The state is currently on course to fall short anywhere from $16 billion to $24 billion in funding road projects that have already been identified for improvement, Adams said.

The Brigham City Area Chamber of Commerce supports the sales tax increase, based on a new study that indicates Interstate 15 and U.S. 89 will reach maximum capacity in south Box Elder County by the year 2020, chamber Executive Director Monica Holdaway said.

Holdaway said homes are replacing orchards in the county, as people from out of state move into the Willard and Perry area where there is land available for development.

"There is no Legacy Parkway in our future, or you would have to go through Willard Bay," she said of the need to address the I-15 and U.S 89 corridors.

Voters in 2000 approved an initiative to fund FrontRunner.

As a result, the rail service is to begin operation in spring 2008, said Dave Hardman, Ogden/Weber Chamber of Commerce president.

Counties will always be dependent on state funds for larger transportation projects, Hardman said.

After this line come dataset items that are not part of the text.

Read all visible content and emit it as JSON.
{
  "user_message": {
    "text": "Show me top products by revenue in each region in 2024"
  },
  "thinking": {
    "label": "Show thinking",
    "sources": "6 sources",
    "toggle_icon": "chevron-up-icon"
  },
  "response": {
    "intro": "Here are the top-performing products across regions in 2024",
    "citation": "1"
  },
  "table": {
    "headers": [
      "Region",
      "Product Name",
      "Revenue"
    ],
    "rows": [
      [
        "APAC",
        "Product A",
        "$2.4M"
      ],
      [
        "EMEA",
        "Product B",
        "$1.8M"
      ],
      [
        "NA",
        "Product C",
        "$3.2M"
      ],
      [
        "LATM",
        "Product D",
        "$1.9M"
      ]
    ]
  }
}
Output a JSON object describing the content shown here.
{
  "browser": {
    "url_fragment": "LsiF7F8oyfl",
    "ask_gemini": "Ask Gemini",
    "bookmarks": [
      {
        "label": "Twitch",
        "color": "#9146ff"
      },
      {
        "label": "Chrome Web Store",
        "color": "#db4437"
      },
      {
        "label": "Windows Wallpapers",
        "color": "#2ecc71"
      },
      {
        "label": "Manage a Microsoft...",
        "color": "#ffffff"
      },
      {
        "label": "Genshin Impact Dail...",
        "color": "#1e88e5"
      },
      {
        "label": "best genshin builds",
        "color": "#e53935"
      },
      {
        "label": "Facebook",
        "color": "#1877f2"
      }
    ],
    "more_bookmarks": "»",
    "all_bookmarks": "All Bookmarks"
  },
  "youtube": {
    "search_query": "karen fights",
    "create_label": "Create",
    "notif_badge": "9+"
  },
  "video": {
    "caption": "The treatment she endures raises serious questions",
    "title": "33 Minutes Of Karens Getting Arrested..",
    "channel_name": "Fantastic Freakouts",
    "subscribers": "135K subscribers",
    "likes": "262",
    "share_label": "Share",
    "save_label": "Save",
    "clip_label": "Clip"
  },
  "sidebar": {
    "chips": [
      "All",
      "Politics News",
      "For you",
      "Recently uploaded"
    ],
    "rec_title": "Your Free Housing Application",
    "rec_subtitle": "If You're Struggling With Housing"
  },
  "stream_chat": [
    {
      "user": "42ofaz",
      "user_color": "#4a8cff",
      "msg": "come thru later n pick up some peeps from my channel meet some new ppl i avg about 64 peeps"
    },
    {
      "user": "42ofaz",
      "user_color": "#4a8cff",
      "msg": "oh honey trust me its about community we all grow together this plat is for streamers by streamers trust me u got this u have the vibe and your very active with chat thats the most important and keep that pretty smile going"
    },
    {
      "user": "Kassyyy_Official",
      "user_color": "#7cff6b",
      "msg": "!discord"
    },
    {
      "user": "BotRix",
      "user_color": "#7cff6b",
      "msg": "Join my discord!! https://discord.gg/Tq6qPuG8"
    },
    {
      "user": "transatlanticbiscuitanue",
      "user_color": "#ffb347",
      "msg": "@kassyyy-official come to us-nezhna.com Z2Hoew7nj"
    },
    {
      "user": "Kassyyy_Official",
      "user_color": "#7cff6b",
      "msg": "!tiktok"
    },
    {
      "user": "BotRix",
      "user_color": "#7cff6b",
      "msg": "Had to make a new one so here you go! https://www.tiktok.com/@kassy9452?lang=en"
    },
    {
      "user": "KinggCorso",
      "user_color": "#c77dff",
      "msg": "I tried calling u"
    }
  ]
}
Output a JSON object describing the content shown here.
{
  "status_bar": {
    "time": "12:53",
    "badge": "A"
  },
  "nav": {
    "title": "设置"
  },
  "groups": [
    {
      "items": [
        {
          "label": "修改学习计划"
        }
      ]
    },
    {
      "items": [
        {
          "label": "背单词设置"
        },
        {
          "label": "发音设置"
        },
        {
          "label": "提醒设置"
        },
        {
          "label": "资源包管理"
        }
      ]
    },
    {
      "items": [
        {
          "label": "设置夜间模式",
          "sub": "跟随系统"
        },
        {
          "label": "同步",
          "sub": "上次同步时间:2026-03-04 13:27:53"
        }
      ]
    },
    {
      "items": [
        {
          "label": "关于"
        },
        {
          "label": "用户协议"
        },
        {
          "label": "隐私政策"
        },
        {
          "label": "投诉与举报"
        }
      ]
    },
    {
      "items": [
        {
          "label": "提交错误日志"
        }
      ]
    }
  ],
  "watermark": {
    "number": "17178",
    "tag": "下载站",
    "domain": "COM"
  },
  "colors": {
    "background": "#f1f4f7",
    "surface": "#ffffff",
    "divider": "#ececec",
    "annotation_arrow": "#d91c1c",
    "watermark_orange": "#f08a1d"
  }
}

But the new revenues the sales tax increase will provide will be spent at a local level, he said, and can be put toward corridor preservation.

The transportation improvements are needed to get workers, goods and services in and out of the communities along the Wasatch Front, Hardman said.

"The flow of traffic and the flow of business are one and the same," Davis Chamber of Commerce President John Pitt said.